Using quantitative autoradiography, we examined in further detail [³H]LY341495 binding distributions in the rat brain. A very distinct pattern of binding was noted, which compares very well with immunocytochemical labeling studies using antibodies against mGlu2/3 receptors (Petralia et al., 1996; Shigemoto et al., 1997) and for the binding of the mGlu2/3 agonist [³H]LY354740 (Schaffhauser et al., 1998). For example, within the hippocampal formation, we noted intense [³H]LY341495 binding to the lacunosum moleculare and the molecular layer of the dentate gyrus. The cerebral cortex, particularly layers I and II, also expressed high levels of [³H]LY341495 binding, along with the caudate-putamen and accessory olfactory bulb.

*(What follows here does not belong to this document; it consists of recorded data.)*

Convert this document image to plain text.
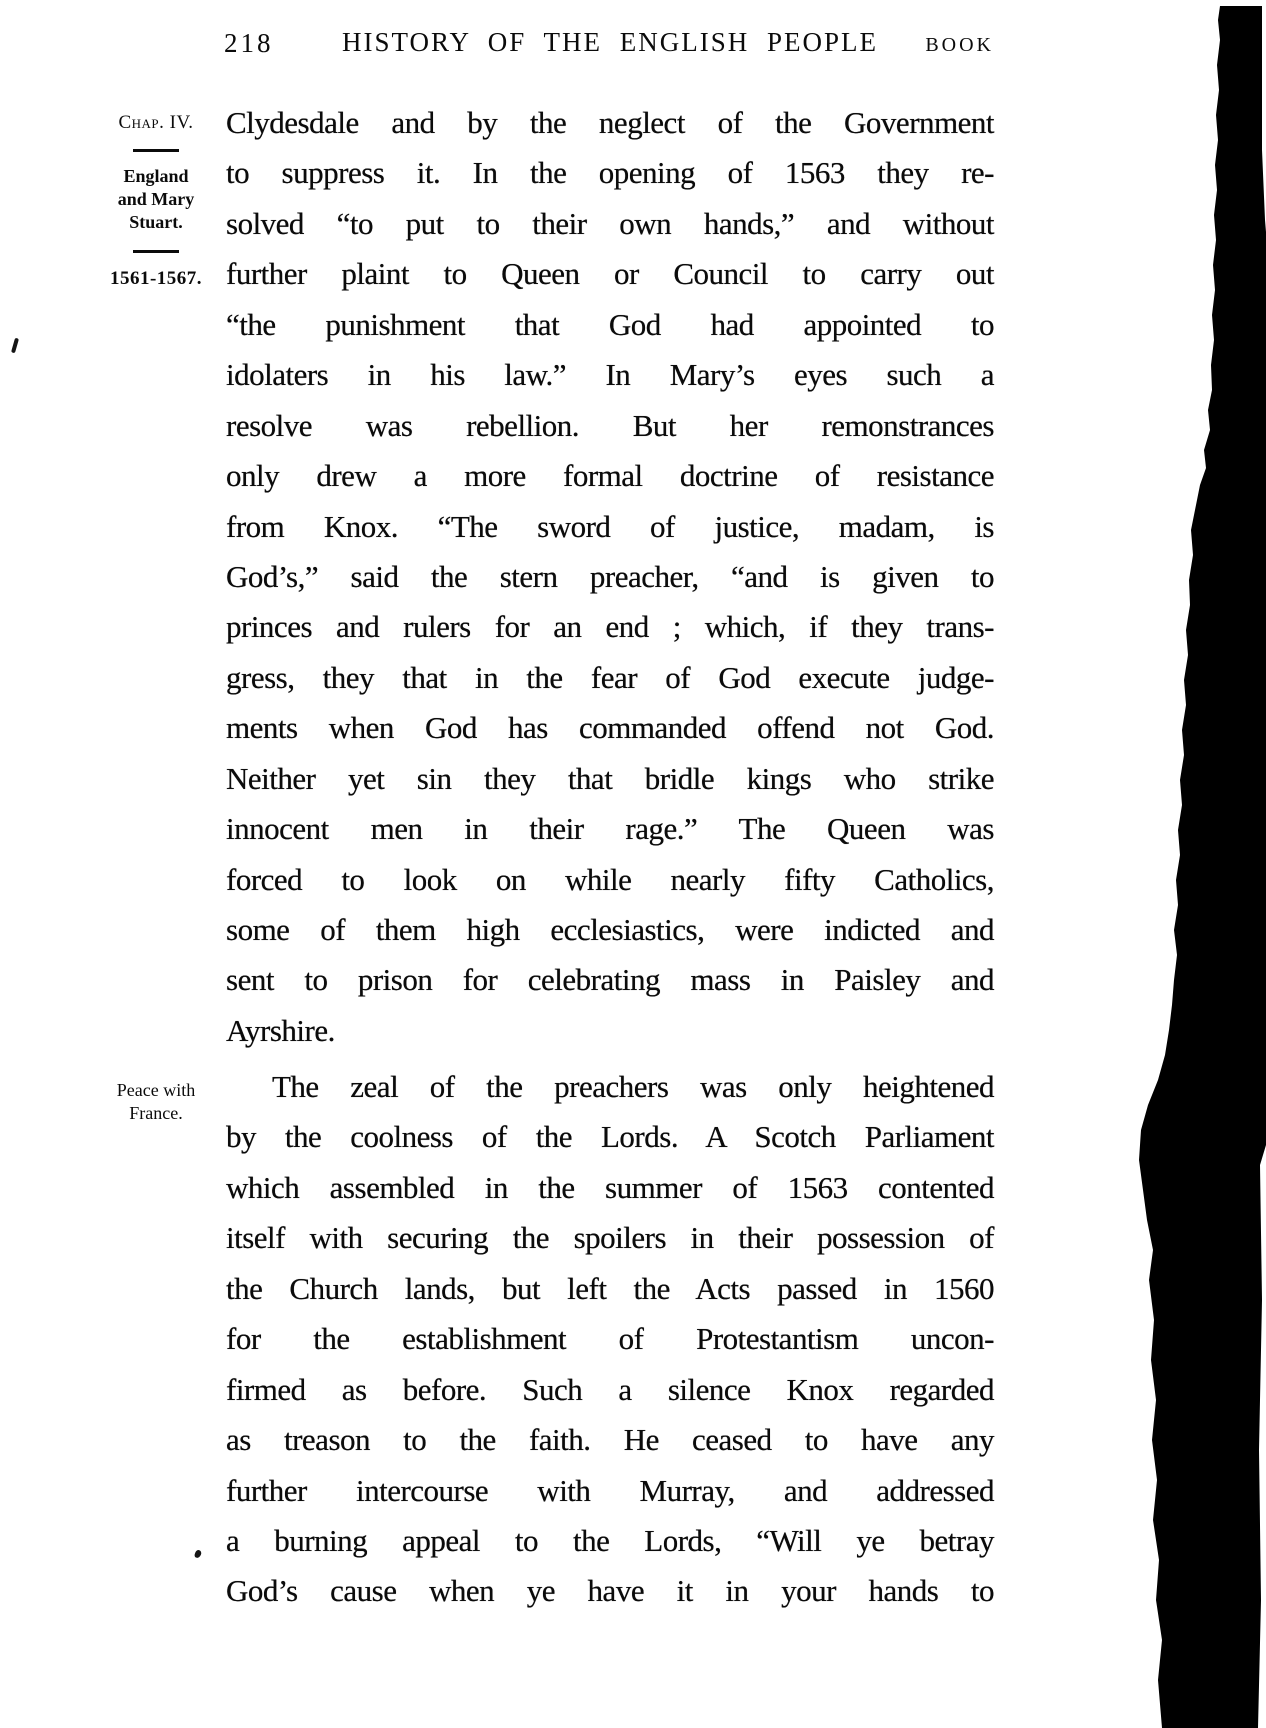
218	HISTORY OF THE ENGLISH PEOPLE	BOOK
Chap. IV.
England
and Mary
Stuart.
1561-1567.
Peace with
France.
Clydesdale and by the neglect of the Government
to suppress it. In the opening of 1563 they re-
solved “to put to their own hands,” and without
further plaint to Queen or Council to carry out
“the punishment that God had appointed to
idolaters in his law.” In Mary’s eyes such a
resolve was rebellion. But her remonstrances
only drew a more formal doctrine of resistance
from Knox. “The sword of justice, madam, is
God’s,” said the stern preacher, “and is given to
princes and rulers for an end ; which, if they trans-
gress, they that in the fear of God execute judge-
ments when God has commanded offend not God.
Neither yet sin they that bridle kings who strike
innocent men in their rage.” The Queen was
forced to look on while nearly fifty Catholics,
some of them high ecclesiastics, were indicted and
sent to prison for celebrating mass in Paisley and
Ayrshire.
The zeal of the preachers was only heightened
by the coolness of the Lords. A Scotch Parliament
which assembled in the summer of 1563 contented
itself with securing the spoilers in their possession of
the Church lands, but left the Acts passed in 1560
for the establishment of Protestantism uncon-
firmed as before. Such a silence Knox regarded
as treason to the faith. He ceased to have any
further intercourse with Murray, and addressed
a burning appeal to the Lords, “Will ye betray
God’s cause when ye have it in your hands to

Interestingly, in the case of [³H]LY354740, the authors hypothesized that this ligand may be selectively labeling mGlu2 (over mGlu3) receptors in the rat brain (Schaffhauser et al., 1998). This was based on the observation that [³H]LY354740 did not label white matter, despite evidence for mGlu3 transcript there. Furthermore, the neuropeptide NAAG has been reported to have selectivity for mGlu3 over mGlu2 in functional assays using cloned rat mGlu receptors (Wroblewska et al., 1997), and this compound exhibited a bi-phasic displacement of [³H]LY354740 binding. Lastly, LY354740 is somewhat more potent in functional assays for mGlu2 versus mGlu3, and thus it might be labeling mGlu2 preferentially (Schoepp et al., 1997). In contrast to these observations for [³H]LY354740, our data suggest that the antagonist radioligand [³H]LY341495 labels both mGlu2 and mGlu3 sites, but that mGlu3 receptor sites may predominate in forebrain homogenate membranes. This is based on the observation of highest pharmacological correlation with [³H]LY341495 rat brain binding to mGlu3 binding, kinetic constants (K_i, on rate, off rate) being most similar to mGlu3, and displacement of a single site with the compound NAAG. Displacement of NAAG with an affinity (K_i = 38 µM) is consistent with its reported activity at mGlu3 receptors in functional assays (EC₅₀ = 65 µM) (Wroblewska et al., 1997). As [³H]LY341495 also has a very high affinity for mGlu2 (as well as mGlu3), we cannot rule out binding to mGlu2 in certain brain areas and subregions. Future studies with newer agents and possibly transgenic animals may be useful in addressing this question. Also, it might be possible to find conditions for the labeling of endogenous group III receptors with this compound. In any case, [³H]LY341495 binding under the conditions described here appears useful for the study of endogenous group II mGlu receptors in the rat brain.